Quatre ans que Windows 11 évolue au gré des nouveautés et retouches d’interface, et quatre ans que l’on se plaint : et la barre des tâches, on peut la bouger quand ? A priori, pas tout de suite.

Depuis le premier jour, c’est LA critique qui accompagne chaque changement d’interface. Une retouche visuelle, un menu allégé, un panneau repensé, une nouvelle fonction d’IA, et les commentaires s’emballent à nouveau. Très bien tout ça, mais quid de la barre des tâches désespérément clouée en bas de l’écran ? Microsoft n’a jamais réellement rouvert le sujet depuis les premiers mois de Windows 11, lorsque l’entreprise avait esquissé les raisons de cette absence au cours d’une session de questions-réponses. Quatre ans plus tard, les justifications de l’époque et les évolutions récentes du système permettent toujours de comprendre pourquoi la situation n’a pas bougé.
Une barre des tâches entièrement réécrite et un choix assumé de priorités
Dès les débuts de Windows 11, l’équipe en charge de l’expérience utilisateur avait expliqué que la barre des tâches n’avait plus grand-chose à voir avec celle de Windows 10. Le composant avait été entièrement réécrit, ce qui avait obligé les équipes à sélectionner un ensemble restreint de fonctionnalités pour lancer la nouvelle interface dans les temps. Et au regard des délais particulièrement serrés, l’intégration du code permettant de déplacer la barre avait été jugée secondaire.

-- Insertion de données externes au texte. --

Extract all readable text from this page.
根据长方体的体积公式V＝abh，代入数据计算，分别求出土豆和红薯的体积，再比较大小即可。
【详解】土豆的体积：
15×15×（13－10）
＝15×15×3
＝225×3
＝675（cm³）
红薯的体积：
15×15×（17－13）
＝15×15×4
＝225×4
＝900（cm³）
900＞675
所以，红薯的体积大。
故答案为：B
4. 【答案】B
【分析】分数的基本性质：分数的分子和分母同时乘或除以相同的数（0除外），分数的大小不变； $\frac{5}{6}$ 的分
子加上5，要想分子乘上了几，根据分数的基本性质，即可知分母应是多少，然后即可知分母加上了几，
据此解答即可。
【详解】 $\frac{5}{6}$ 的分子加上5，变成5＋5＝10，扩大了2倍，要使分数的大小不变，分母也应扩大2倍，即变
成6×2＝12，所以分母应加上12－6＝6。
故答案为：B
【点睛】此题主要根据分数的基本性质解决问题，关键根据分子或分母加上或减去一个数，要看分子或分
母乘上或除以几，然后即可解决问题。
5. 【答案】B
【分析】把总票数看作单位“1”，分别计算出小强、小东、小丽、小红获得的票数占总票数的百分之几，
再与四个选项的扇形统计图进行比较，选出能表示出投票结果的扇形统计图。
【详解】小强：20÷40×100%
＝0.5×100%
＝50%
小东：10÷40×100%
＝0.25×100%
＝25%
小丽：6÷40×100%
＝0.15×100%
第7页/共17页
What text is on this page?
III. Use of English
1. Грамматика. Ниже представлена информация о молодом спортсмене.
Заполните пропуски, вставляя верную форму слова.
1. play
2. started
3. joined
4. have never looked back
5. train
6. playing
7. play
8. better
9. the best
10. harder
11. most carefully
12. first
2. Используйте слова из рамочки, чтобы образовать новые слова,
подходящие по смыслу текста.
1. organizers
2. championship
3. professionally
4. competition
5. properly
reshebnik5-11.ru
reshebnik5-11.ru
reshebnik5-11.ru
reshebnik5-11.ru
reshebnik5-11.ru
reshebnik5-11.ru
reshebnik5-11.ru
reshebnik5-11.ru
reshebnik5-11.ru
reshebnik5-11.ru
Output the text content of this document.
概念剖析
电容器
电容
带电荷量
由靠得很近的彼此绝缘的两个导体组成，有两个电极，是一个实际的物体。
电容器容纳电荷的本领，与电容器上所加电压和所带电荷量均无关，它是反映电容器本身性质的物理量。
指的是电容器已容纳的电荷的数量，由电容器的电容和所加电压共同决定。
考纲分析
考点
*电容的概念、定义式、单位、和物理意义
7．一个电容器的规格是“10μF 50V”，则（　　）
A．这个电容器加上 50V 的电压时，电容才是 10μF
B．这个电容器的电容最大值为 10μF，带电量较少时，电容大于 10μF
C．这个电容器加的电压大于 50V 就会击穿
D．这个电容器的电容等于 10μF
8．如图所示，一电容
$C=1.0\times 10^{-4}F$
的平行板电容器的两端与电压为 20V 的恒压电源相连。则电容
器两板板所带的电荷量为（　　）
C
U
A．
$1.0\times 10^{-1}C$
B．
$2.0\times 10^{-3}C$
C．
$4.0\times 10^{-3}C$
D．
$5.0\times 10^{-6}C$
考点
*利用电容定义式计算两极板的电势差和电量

Pour déterminer ce qui devait absolument figurer dans cette première version, Redmond affirmait s’être appuyée sur ses données internes. D’après ces mesures, les utilisateurs et utilisatrices qui plaçaient la barre en haut ou sur un côté représentaient une minorité écrasée par d’autres demandes considérées comme plus urgentes. La priorité avait donc été de proposer une barre stable et fixe, puis de remettre en état une série d’usages perturbés par la transition entre Windows 10 et Windows 11, comme le glisser-déposer trois ans plus tard, avant d’envisager des options de personnalisation plus pointues.
En parallèle, Microsoft avait également mis l’accent sur l’ergonomie des appareils tactiles et des petits écrans. L’objectif était de proposer une barre capable de s’adapter aux scénarios hybrides qui se multipliaient dans l’écosystème Windows, ce qui a d’ailleurs motivé l’apparition tardive d'un mode d'icônes réduites sur la barre des tâches.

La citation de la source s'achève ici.